Currently, only compute nodes can have auto healing configured for them. Otherwise, when a certain compute node instance fails, node instances that are contained in it are also likely to fail, which in turn can cause the heal workflow to be triggered multiple times.

There are several items that must be configured for auto healing to work. The process is described in this topic. The process involves:

  • Configuring monitoring on the compute nodes that will be subject to auto healing
  • Configuring the groups section with appropriate policy types and triggers

Monitoring

You must add monitoring to the compute nodes that require auto healing to be enabled.

This example uses the built-in Diamond support that is bundled with Cloudify. See the Diamond Plugin documentation for more about configuring Diamond-based monitoring.

  
node_templates:
  some_vm:
    interfaces:
      cloudify.interfaces.monitoring:
        start:
          implementation: diamond.diamond_agent.tasks.add_collectors
          inputs:
            collectors_config:
              ExampleCollector: {}
        stop:
          implementation: diamond.diamond_agent.tasks.del_collectors
          inputs:
            collectors_config:
              ExampleCollector: {}
  

The ExampleCollector generates a single metric that constantly has the value 42. This collector is used as a “heartbeat” collector, together with the host_failure policy described below.

Workflow Configuration

The heal workflow executes a sequence of tasks that is similar to calling the uninstall workflow, followed by the install workflow. The main difference is that the heal workflow operates on the subset of node instances that are contained within the failing node instance’s compute, and on the relationships these node instances have with other node instances. The workflow reinstalls the entire compute that contains the failing node and handles all appropriate relationships between the node instances inside the compute and the other node instances.

Groups Configuration

After monitoring is configured, groups must be configured.
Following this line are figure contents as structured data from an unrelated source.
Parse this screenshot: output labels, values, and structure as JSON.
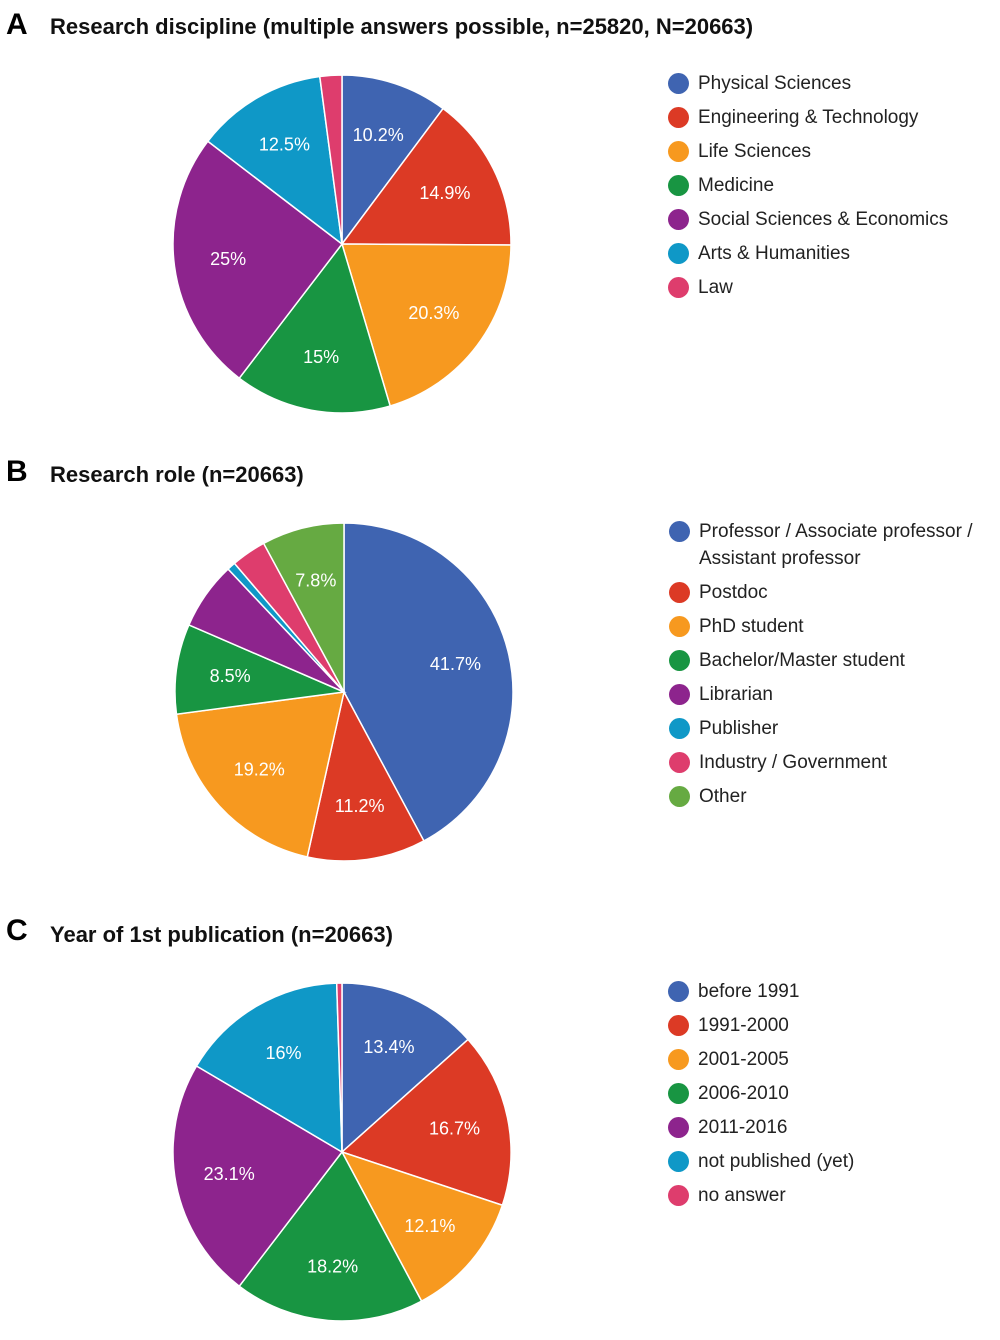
{
  "chart_data": [
    {
      "type": "pie",
      "panel": "A",
      "title": "Research discipline (multiple answers possible, n=25820, N=20663)",
      "legend_position": "right",
      "slices": [
        {
          "name": "Physical Sciences",
          "value": 10.2,
          "label": "10.2%",
          "color": "#3f64b1"
        },
        {
          "name": "Engineering & Technology",
          "value": 14.9,
          "label": "14.9%",
          "color": "#dc3a25"
        },
        {
          "name": "Life Sciences",
          "value": 20.3,
          "label": "20.3%",
          "color": "#f7991f"
        },
        {
          "name": "Medicine",
          "value": 15,
          "label": "15%",
          "color": "#189542"
        },
        {
          "name": "Social Sciences & Economics",
          "value": 25,
          "label": "25%",
          "color": "#8d248d"
        },
        {
          "name": "Arts & Humanities",
          "value": 12.5,
          "label": "12.5%",
          "color": "#0f98c7"
        },
        {
          "name": "Law",
          "value": 2.1,
          "label": "",
          "color": "#de3d6d"
        }
      ]
    },
    {
      "type": "pie",
      "panel": "B",
      "title": "Research role (n=20663)",
      "legend_position": "right",
      "slices": [
        {
          "name": "Professor / Associate professor / Assistant professor",
          "value": 41.7,
          "label": "41.7%",
          "color": "#3f64b1"
        },
        {
          "name": "Postdoc",
          "value": 11.2,
          "label": "11.2%",
          "color": "#dc3a25"
        },
        {
          "name": "PhD student",
          "value": 19.2,
          "label": "19.2%",
          "color": "#f7991f"
        },
        {
          "name": "Bachelor/Master student",
          "value": 8.5,
          "label": "8.5%",
          "color": "#189542"
        },
        {
          "name": "Librarian",
          "value": 6.4,
          "label": "",
          "color": "#8d248d"
        },
        {
          "name": "Publisher",
          "value": 0.8,
          "label": "",
          "color": "#0f98c7"
        },
        {
          "name": "Industry / Government",
          "value": 3.3,
          "label": "",
          "color": "#de3d6d"
        },
        {
          "name": "Other",
          "value": 7.8,
          "label": "7.8%",
          "color": "#66aa42"
        }
      ]
    },
    {
      "type": "pie",
      "panel": "C",
      "title": "Year of 1st publication (n=20663)",
      "legend_position": "right",
      "slices": [
        {
          "name": "before 1991",
          "value": 13.4,
          "label": "13.4%",
          "color": "#3f64b1"
        },
        {
          "name": "1991-2000",
          "value": 16.7,
          "label": "16.7%",
          "color": "#dc3a25"
        },
        {
          "name": "2001-2005",
          "value": 12.1,
          "label": "12.1%",
          "color": "#f7991f"
        },
        {
          "name": "2006-2010",
          "value": 18.2,
          "label": "18.2%",
          "color": "#189542"
        },
        {
          "name": "2011-2016",
          "value": 23.1,
          "label": "23.1%",
          "color": "#8d248d"
        },
        {
          "name": "not published (yet)",
          "value": 16,
          "label": "16%",
          "color": "#0f98c7"
        },
        {
          "name": "no answer",
          "value": 0.5,
          "label": "",
          "color": "#de3d6d"
        }
      ]
    }
  ]
}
The following example contains a number of inline comments. It is recommended that you read them, to ensure that you have a good understanding of the process.

  
groups:
  some_vm_group:
    # Adding the some_vm node template that was previously configured
    members: [some_vm]
    policies:
      host_failure_policy:
        # Using the 'host_failure' policy type
        type: cloudify.policies.host_failure

        # Name of the service we want to shortlist (using regular expressions) and
        # watch - every Diamond event has the service field set to some value.
        # In our case, the ExampleCollector sends events with this value set to "example".
        properties:
          service:
            - example

        triggers:
          heal_trigger:
            # Using the 'execute_workflow' policy trigger
            type: cloudify.policies.triggers.execute_workflow
            parameters:
              # Configuring this trigger to execute the heal workflow
              workflow: heal

              # The heal workflow gets its parameters 
              # from the event that triggered its execution              
              workflow_parameters:
                # 'node_id' is the node instance ID
                # of the node that failed. In this example it is
                # something similar to 'some_vm_afd34'
                node_instance_id: { get_property: [SELF, node_id] }

                # Contextual information added by the triggering policy
                diagnose_value: { get_property: [SELF, diagnose] }
  

In this example, a group was configured that consists of the some_vm node specified earlier. Then, a single host_failure policy was configured for the group. The policy has one execute_workflow policy trigger configured, which is mapped to execute the heal workflow.